Immédiatement après le vote, le syndicat s’est adressé à la presse, déclarant au Diário do Grande ABC que «plus de 70 pour cent des employés ont déjà repris leurs activités». Le sabotage ouvert de la grève des travailleurs de GM était sur le site officiel du syndicat, son président Aparecido da Silva, surnommé Cidão, a déclaré: «Évidemment, le syndicat respecte la position de l’assemblée, mais il faut respecter la décision judiciaire».

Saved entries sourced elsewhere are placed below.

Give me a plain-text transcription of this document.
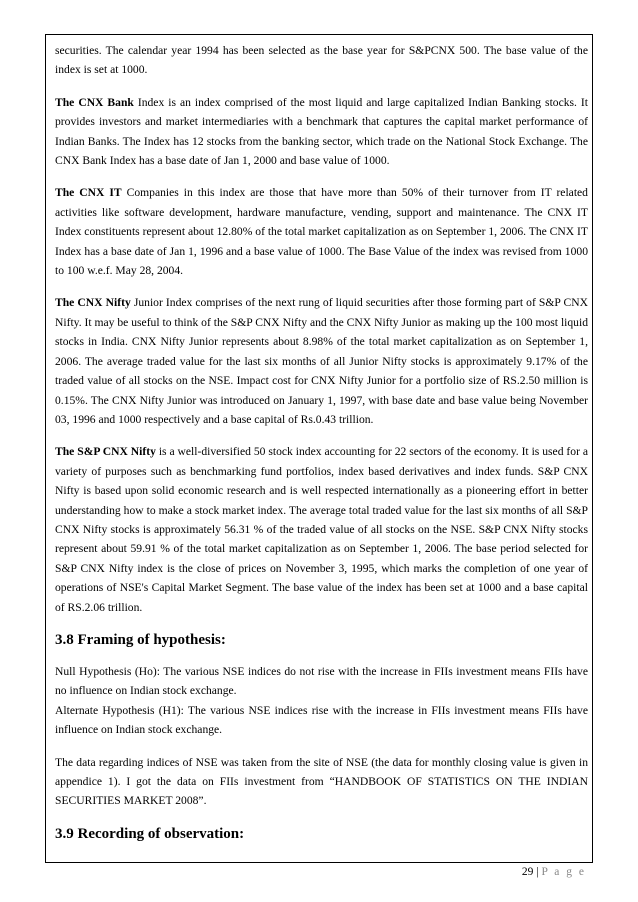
securities. The calendar year 1994 has been selected as the base year for S&PCNX 500. The base value of the index is set at 1000.

The CNX Bank Index is an index comprised of the most liquid and large capitalized Indian Banking stocks. It provides investors and market intermediaries with a benchmark that captures the capital market performance of Indian Banks. The Index has 12 stocks from the banking sector, which trade on the National Stock Exchange. The CNX Bank Index has a base date of Jan 1, 2000 and base value of 1000.

The CNX IT Companies in this index are those that have more than 50% of their turnover from IT related activities like software development, hardware manufacture, vending, support and maintenance. The CNX IT Index constituents represent about 12.80% of the total market capitalization as on September 1, 2006. The CNX IT Index has a base date of Jan 1, 1996 and a base value of 1000. The Base Value of the index was revised from 1000 to 100 w.e.f. May 28, 2004.

The CNX Nifty Junior Index comprises of the next rung of liquid securities after those forming part of S&P CNX Nifty. It may be useful to think of the S&P CNX Nifty and the CNX Nifty Junior as making up the 100 most liquid stocks in India. CNX Nifty Junior represents about 8.98% of the total market capitalization as on September 1, 2006. The average traded value for the last six months of all Junior Nifty stocks is approximately 9.17% of the traded value of all stocks on the NSE. Impact cost for CNX Nifty Junior for a portfolio size of RS.2.50 million is 0.15%. The CNX Nifty Junior was introduced on January 1, 1997, with base date and base value being November 03, 1996 and 1000 respectively and a base capital of Rs.0.43 trillion.

The S&P CNX Nifty is a well-diversified 50 stock index accounting for 22 sectors of the economy. It is used for a variety of purposes such as benchmarking fund portfolios, index based derivatives and index funds. S&P CNX Nifty is based upon solid economic research and is well respected internationally as a pioneering effort in better understanding how to make a stock market index. The average total traded value for the last six months of all S&P CNX Nifty stocks is approximately 56.31 % of the traded value of all stocks on the NSE. S&P CNX Nifty stocks represent about 59.91 % of the total market capitalization as on September 1, 2006. The base period selected for S&P CNX Nifty index is the close of prices on November 3, 1995, which marks the completion of one year of operations of NSE's Capital Market Segment. The base value of the index has been set at 1000 and a base capital of RS.2.06 trillion.

3.8 Framing of hypothesis:

Null Hypothesis (Ho): The various NSE indices do not rise with the increase in FIIs investment means FIIs have no influence on Indian stock exchange.

Alternate Hypothesis (H1): The various NSE indices rise with the increase in FIIs investment means FIIs have influence on Indian stock exchange.

The data regarding indices of NSE was taken from the site of NSE (the data for monthly closing value is given in appendice 1). I got the data on FIIs investment from “HANDBOOK OF STATISTICS ON THE INDIAN SECURITIES MARKET 2008”.

3.9 Recording of observation:
29 | P a g e
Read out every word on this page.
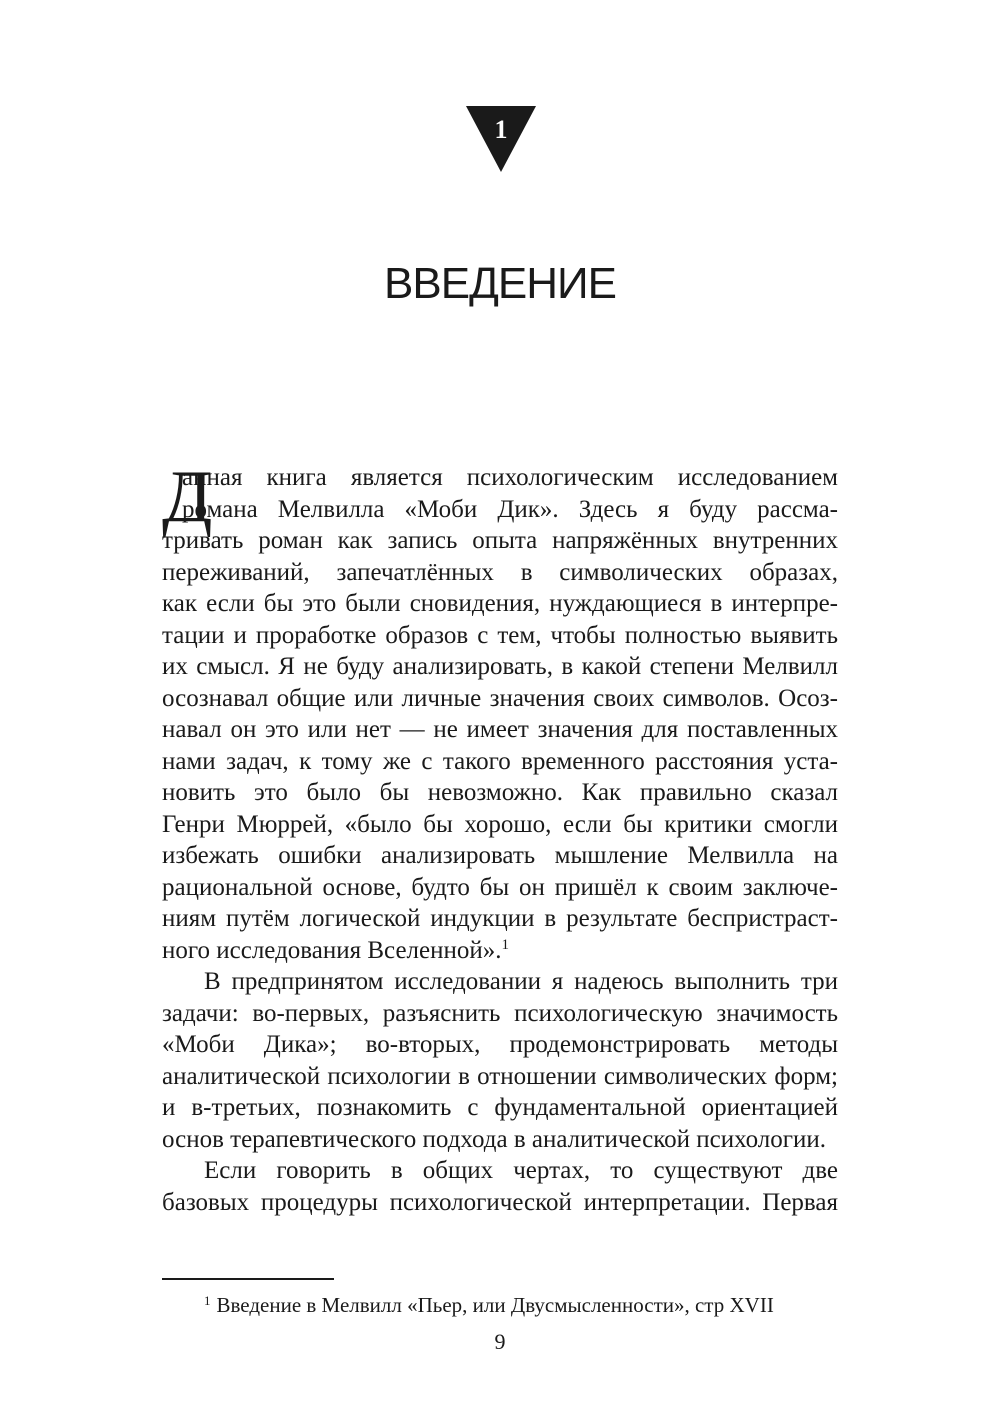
1
ВВЕДЕНИЕ
Д
анная книга является психологическим исследованием
романа Мелвилла «Моби Дик». Здесь я буду рассма-
тривать роман как запись опыта напряжённых внутренних
переживаний, запечатлённых в символических образах,
как если бы это были сновидения, нуждающиеся в интерпре-
тации и проработке образов с тем, чтобы полностью выявить
их смысл. Я не буду анализировать, в какой степени Мелвилл
осознавал общие или личные значения своих символов. Осоз-
навал он это или нет — не имеет значения для поставленных
нами задач, к тому же с такого временного расстояния уста-
новить это было бы невозможно. Как правильно сказал
Генри Мюррей, «было бы хорошо, если бы критики смогли
избежать ошибки анализировать мышление Мелвилла на
рациональной основе, будто бы он пришёл к своим заключе-
ниям путём логической индукции в результате беспристраст-
ного исследования Вселенной».$^1$
В предпринятом исследовании я надеюсь выполнить три
задачи: во-первых, разъяснить психологическую значимость
«Моби Дика»; во-вторых, продемонстрировать методы
аналитической психологии в отношении символических форм;
и в-третьих, познакомить с фундаментальной ориентацией
основ терапевтического подхода в аналитической психологии.
Если говорить в общих чертах, то существуют две
базовых процедуры психологической интерпретации. Первая
$^1$ Введение в Мелвилл «Пьер, или Двусмысленности», стр XVII
9
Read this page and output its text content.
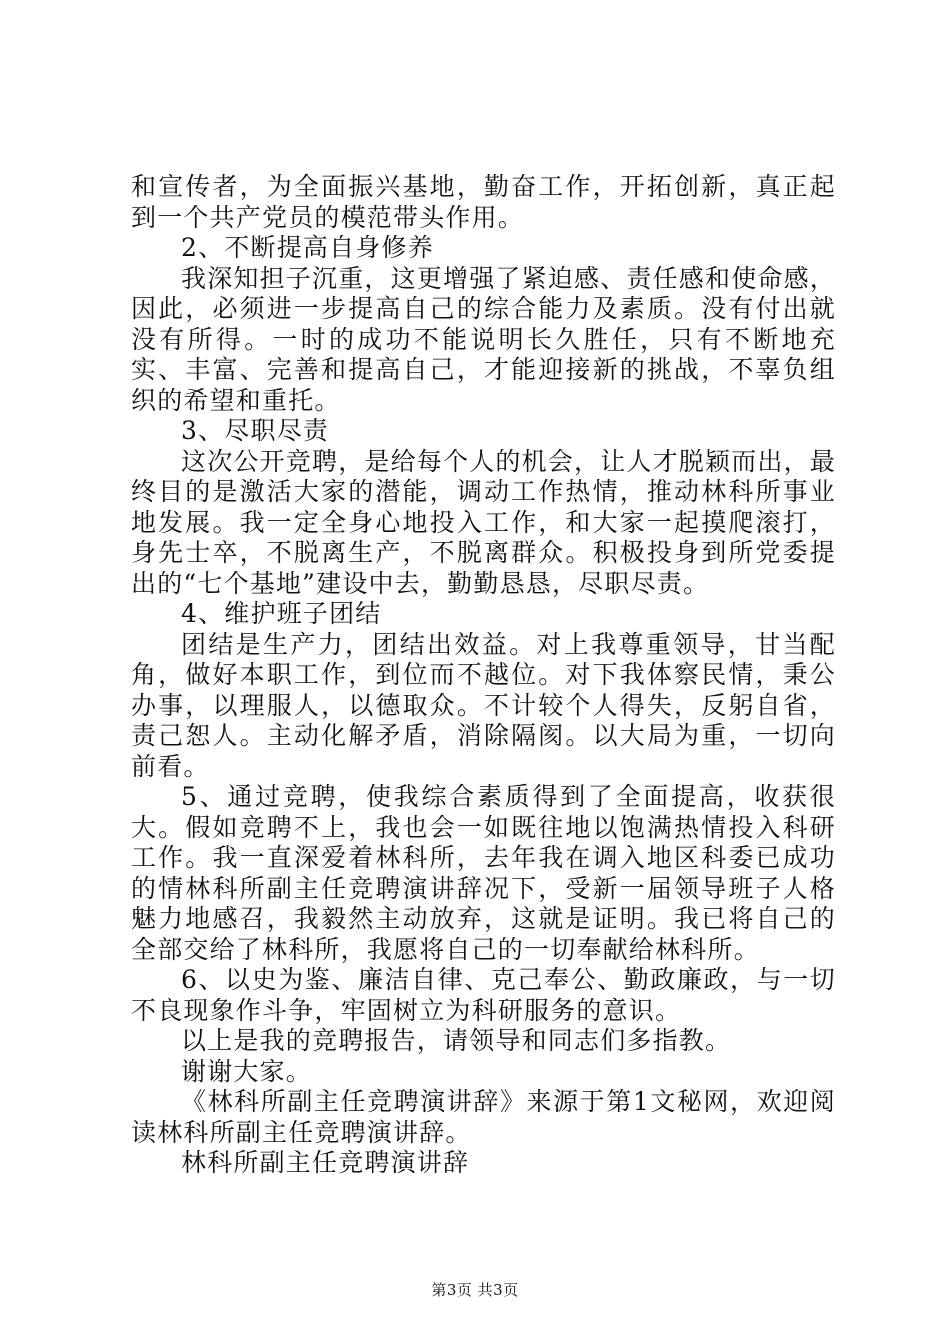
和宣传者，为全面振兴基地，勤奋工作，开拓创新，真正起到一个共产党员的模范带头作用。

2、不断提高自身修养

我深知担子沉重，这更增强了紧迫感、责任感和使命感，因此，必须进一步提高自己的综合能力及素质。没有付出就没有所得。一时的成功不能说明长久胜任，只有不断地充实、丰富、完善和提高自己，才能迎接新的挑战，不辜负组织的希望和重托。

3、尽职尽责

这次公开竞聘，是给每个人的机会，让人才脱颖而出，最终目的是激活大家的潜能，调动工作热情，推动林科所事业地发展。我一定全身心地投入工作，和大家一起摸爬滚打，身先士卒，不脱离生产，不脱离群众。积极投身到所党委提出的“七个基地”建设中去，勤勤恳恳，尽职尽责。

4、维护班子团结

团结是生产力，团结出效益。对上我尊重领导，甘当配角，做好本职工作，到位而不越位。对下我体察民情，秉公办事，以理服人，以德取众。不计较个人得失，反躬自省，责己恕人。主动化解矛盾，消除隔阂。以大局为重，一切向前看。

5、通过竞聘，使我综合素质得到了全面提高，收获很大。假如竞聘不上，我也会一如既往地以饱满热情投入科研工作。我一直深爱着林科所，去年我在调入地区科委已成功的情林科所副主任竞聘演讲辞况下，受新一届领导班子人格魅力地感召，我毅然主动放弃，这就是证明。我已将自己的全部交给了林科所，我愿将自己的一切奉献给林科所。

6、以史为鉴、廉洁自律、克己奉公、勤政廉政，与一切不良现象作斗争，牢固树立为科研服务的意识。

以上是我的竞聘报告，请领导和同志们多指教。

谢谢大家。

《林科所副主任竞聘演讲辞》来源于第1文秘网，欢迎阅读林科所副主任竞聘演讲辞。

林科所副主任竞聘演讲辞

第3页 共3页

La décision du tribunal régional du travail, imposé par la trahison du syndicat, a pour conséquence que les travailleurs reçoivent moins de la moitié du paiement des bons d’alimentation qu’ils réclamaient; que les travailleurs nouvellement embauchés continuent de risquer d’être licenciés s’ils sont victimes d’un accident du travail, notamment d’une infection au COVID-19; et d’autres concessions incluses dans le contrat accepté par le syndicat et GM.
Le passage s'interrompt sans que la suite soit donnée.